Em relação aos equipamentos de escalada, o réu admitiu que os usava para aproximar-se de ninhos, que ficam em meio a rochas, em locais de difícil acesso, com o objetivo de fotografá-los.
O chefe da Unidade Avançada do Ibama no aeroporto de Guarulhos também afirmou que o material para escalada apreendido é condizente com a forma de captura de ovos de aves de rapina, como o Falco Peregrinus, cujos ninhos geralmente são encontrados em meio a pedras, em penhascos.
Princípio da insignificância
O desembargador também concluiu que não procede o argumento da defesa de que o apelante praticou conduta insignificante, por ser inaplicável o princípio da insignificância em relação a crimes ambientais.
Segundo ele, “os crimes ambientais são, em princípio, de natureza formal: tutelam o meio ambiente enquanto tal, ainda que uma conduta isoladamente não venha a prejudicá-lo. Busca-se a preservação da natureza, coibindo-se, na medida do possível, ações humanas que a degenerem.

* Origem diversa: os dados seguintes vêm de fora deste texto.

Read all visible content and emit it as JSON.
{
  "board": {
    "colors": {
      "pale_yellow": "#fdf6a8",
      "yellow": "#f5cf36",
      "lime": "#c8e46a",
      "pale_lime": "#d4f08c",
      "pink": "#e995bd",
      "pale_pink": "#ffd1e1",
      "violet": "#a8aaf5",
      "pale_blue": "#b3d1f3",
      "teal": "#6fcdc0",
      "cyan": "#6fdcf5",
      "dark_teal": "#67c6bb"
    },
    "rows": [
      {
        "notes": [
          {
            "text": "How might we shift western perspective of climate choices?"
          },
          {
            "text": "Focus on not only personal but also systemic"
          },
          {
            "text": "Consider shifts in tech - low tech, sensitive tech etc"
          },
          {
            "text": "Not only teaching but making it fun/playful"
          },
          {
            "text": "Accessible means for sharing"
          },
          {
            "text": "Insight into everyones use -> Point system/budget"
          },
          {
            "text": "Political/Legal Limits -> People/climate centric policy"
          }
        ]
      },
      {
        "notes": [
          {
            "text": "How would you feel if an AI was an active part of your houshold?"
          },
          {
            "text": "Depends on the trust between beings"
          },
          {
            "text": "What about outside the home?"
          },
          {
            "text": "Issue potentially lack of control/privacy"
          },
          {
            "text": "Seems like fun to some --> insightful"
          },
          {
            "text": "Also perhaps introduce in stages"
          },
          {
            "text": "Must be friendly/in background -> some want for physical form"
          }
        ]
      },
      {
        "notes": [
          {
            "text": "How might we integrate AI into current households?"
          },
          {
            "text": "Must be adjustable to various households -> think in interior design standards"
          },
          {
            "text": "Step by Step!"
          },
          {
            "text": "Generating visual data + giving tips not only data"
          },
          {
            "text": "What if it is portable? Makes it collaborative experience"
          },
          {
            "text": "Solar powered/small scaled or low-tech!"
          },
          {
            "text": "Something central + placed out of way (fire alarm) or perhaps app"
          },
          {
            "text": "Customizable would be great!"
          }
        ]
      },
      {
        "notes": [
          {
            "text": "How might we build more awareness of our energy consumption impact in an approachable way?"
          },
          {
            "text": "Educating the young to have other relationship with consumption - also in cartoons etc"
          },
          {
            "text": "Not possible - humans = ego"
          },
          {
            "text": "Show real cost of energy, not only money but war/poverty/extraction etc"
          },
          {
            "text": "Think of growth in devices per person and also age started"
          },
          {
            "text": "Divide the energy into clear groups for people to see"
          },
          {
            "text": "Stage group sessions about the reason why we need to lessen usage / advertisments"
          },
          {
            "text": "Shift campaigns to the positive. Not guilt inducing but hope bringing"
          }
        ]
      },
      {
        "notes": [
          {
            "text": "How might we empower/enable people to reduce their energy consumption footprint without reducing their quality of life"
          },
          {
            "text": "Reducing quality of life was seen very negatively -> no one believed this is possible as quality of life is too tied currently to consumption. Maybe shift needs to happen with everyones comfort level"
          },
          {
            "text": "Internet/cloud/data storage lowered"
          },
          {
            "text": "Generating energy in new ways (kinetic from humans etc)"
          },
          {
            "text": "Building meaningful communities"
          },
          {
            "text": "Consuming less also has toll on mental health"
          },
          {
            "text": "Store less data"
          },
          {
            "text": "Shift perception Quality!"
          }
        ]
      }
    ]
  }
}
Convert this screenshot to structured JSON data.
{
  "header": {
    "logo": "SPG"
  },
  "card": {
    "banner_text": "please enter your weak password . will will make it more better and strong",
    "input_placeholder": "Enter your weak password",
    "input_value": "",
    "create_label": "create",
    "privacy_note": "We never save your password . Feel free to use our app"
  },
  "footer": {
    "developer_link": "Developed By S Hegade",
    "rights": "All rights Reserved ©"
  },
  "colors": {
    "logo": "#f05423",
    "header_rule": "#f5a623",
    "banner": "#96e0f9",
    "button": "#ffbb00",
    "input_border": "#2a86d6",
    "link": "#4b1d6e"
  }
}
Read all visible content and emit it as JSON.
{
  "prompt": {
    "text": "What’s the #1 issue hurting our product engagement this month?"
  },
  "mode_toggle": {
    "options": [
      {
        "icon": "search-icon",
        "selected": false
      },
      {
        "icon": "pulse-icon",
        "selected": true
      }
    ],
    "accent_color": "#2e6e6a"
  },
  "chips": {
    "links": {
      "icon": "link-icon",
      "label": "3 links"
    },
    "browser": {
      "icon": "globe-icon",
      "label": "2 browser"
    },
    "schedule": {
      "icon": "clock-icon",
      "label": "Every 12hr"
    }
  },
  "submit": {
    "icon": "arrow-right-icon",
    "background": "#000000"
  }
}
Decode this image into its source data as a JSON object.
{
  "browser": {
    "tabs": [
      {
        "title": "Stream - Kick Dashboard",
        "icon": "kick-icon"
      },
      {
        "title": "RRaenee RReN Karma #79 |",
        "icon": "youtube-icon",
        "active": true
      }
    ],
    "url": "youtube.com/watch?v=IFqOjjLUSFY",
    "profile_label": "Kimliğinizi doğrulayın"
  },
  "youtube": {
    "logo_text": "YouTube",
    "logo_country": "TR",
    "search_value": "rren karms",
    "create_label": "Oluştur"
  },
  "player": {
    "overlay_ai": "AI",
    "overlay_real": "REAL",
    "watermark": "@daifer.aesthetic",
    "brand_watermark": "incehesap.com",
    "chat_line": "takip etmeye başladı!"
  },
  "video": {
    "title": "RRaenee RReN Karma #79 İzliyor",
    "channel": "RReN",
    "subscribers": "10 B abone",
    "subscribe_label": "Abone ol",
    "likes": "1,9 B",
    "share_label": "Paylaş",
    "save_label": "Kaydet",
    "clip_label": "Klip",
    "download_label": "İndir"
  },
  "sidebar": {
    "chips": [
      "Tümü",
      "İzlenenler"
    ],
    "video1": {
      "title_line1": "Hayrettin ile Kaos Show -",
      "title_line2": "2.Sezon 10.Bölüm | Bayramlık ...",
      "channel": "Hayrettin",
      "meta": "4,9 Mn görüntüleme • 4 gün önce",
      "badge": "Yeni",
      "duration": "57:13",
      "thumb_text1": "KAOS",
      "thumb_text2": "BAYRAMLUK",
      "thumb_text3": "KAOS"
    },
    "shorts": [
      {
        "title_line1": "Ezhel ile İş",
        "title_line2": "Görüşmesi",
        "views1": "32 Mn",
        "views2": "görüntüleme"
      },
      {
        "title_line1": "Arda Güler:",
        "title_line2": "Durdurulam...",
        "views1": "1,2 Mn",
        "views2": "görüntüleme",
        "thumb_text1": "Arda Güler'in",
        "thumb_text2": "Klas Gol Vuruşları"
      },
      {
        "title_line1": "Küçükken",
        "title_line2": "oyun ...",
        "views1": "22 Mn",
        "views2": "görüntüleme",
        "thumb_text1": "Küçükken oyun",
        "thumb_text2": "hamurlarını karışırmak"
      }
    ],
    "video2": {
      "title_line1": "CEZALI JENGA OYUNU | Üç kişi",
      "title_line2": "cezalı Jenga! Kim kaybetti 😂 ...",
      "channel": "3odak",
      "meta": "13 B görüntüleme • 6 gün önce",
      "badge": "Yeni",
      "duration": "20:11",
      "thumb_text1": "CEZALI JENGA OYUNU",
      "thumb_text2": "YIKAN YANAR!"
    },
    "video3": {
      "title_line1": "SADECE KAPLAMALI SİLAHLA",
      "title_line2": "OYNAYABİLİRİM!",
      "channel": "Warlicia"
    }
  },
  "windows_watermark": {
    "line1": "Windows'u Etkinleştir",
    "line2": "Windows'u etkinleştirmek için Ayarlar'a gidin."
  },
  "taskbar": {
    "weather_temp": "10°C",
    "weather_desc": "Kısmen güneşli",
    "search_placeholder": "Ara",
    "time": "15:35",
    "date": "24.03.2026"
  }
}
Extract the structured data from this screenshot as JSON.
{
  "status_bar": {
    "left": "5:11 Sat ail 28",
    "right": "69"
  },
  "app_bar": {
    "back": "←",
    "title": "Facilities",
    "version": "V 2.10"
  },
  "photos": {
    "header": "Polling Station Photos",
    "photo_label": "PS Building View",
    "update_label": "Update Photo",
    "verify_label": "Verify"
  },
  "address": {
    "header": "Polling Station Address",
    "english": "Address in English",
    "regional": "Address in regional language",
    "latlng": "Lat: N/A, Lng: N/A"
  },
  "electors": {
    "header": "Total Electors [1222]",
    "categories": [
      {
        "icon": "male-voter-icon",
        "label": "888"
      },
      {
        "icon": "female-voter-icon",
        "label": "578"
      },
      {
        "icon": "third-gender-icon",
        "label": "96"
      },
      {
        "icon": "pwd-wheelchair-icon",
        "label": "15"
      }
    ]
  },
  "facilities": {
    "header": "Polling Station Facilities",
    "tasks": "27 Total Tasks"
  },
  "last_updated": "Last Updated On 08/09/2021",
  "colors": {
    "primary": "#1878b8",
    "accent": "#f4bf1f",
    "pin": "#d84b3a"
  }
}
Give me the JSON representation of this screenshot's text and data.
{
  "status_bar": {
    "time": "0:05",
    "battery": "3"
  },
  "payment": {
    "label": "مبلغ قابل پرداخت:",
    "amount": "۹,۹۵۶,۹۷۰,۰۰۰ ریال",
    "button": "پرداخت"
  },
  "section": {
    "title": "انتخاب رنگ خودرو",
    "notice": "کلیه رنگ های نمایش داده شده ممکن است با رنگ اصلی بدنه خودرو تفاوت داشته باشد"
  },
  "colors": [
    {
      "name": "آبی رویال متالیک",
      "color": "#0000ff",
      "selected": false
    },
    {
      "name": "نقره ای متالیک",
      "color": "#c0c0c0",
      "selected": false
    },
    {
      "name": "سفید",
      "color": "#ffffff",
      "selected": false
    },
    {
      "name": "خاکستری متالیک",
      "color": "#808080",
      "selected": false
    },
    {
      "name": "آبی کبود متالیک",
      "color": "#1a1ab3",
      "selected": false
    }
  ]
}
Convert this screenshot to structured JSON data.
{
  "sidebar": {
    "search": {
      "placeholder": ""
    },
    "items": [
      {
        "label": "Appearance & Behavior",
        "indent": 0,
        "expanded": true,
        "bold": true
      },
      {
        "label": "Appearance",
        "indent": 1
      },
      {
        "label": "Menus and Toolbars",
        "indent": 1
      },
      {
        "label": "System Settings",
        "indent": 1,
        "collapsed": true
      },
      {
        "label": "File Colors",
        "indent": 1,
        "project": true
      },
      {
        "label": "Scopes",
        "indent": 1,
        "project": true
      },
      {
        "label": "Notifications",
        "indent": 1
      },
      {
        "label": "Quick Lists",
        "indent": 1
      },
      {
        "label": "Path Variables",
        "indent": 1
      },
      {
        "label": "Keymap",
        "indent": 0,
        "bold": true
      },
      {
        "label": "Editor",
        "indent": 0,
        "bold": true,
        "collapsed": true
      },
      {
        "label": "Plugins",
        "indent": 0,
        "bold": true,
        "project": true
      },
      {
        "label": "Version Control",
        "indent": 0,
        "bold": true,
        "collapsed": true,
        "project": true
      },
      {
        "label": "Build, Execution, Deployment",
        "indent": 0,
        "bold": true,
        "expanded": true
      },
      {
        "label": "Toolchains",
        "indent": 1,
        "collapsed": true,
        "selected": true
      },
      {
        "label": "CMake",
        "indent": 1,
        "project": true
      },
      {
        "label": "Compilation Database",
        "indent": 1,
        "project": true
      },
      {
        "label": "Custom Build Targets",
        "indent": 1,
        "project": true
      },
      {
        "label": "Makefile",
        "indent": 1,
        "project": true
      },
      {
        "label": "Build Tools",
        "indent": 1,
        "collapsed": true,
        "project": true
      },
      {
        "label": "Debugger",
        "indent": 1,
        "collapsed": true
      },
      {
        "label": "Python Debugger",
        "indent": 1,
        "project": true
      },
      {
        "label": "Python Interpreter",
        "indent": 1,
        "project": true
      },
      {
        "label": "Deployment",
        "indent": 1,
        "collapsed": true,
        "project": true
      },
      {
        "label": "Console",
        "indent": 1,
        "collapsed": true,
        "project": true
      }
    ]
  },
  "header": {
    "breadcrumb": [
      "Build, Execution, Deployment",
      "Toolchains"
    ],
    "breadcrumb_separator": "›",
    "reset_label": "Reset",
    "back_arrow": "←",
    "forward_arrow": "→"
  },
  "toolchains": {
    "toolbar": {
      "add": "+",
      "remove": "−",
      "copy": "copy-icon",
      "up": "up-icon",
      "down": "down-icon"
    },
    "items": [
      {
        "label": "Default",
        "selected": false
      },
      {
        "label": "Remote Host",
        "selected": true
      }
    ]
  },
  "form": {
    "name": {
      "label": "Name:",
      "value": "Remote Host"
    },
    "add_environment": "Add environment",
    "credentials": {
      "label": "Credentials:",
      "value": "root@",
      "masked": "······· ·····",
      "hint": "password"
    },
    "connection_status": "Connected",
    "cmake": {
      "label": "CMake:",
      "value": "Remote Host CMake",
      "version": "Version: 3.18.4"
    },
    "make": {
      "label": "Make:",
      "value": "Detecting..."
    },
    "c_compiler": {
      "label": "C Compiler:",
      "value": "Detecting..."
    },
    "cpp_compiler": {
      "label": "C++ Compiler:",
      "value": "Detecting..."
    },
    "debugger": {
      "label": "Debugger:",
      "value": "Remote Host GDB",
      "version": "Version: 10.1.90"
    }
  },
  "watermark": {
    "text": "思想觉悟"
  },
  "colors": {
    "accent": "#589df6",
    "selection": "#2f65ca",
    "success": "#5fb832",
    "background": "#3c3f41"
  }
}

Por isso, o princípio da insignificância não é aplicável a esses crimes”.
Ele citou também jurisprudência sobre o assunto: “Em se tratando de delitos ambientais, é inviável a aplicação do princípio da insignificância, com a exclusão da tipicidade, porquanto, ainda que determinada conduta, isoladamente, possa parecer inofensiva ao meio ambiente, é certo que, num contexto mais amplo, torna-se relevante, isto é, uma vez somada a todas as demais interferências humanas na natureza, o prejuízo global causado ao ecossistema por todas aquelas condutas isoladas, no conjunto, é evidente, devendo, assim, ser eficazmente prevenida e reprimida por normas administrativas, civis e, inclusive, penais” (TRF da 3ª Região, RSE n. 200561240008053-SP).
Condenação
O desembargador federal Andre Nekatschalow manteve, portanto, a condenação em quatro anos e seis meses de detenção e pagamento de 1.620 dias-multa, considerando ter sido o crime praticado contra espécie nativa ameaçada de extinção e também os maus antecedentes do réu, por já ter sido processado, condenado e cumprido pena na Inglaterra pelo mesmo fato delituoso, o que “aponta a prática de crimes ambientais como seu modo de vida”.
Ele manteve também a majoração da pena no triplo em razão de o crime decorrer do exercício de caça profissional, nos termos do art. 29, § 5º, da Lei n. 9.605/98.
“No caso dos autos, as circunstâncias judiciais do réu são deveras reprováveis, motivo pelo qual não apenas a pena-base foi fixada no máximo legal, como também as frações relativas às causas de aumento previstas no § 4º, I e § 5º, do art. 29 da Lei n. 9.605/98”, declarou o desembargador.
A pena privativa de liberdade não foi substituída por restritivas de direitos, pois o relator entendeu que as causas de aumento de pena imputadas ao réu, previstas no artigo 61 da Lei n. 9.099/95, descaracterizam o crime de menor potencial ofensivo.
Sobre o pedido de expulsão do apelante, o desembargador afirmou que este deverá ser feito perante o Ministério da Justiça.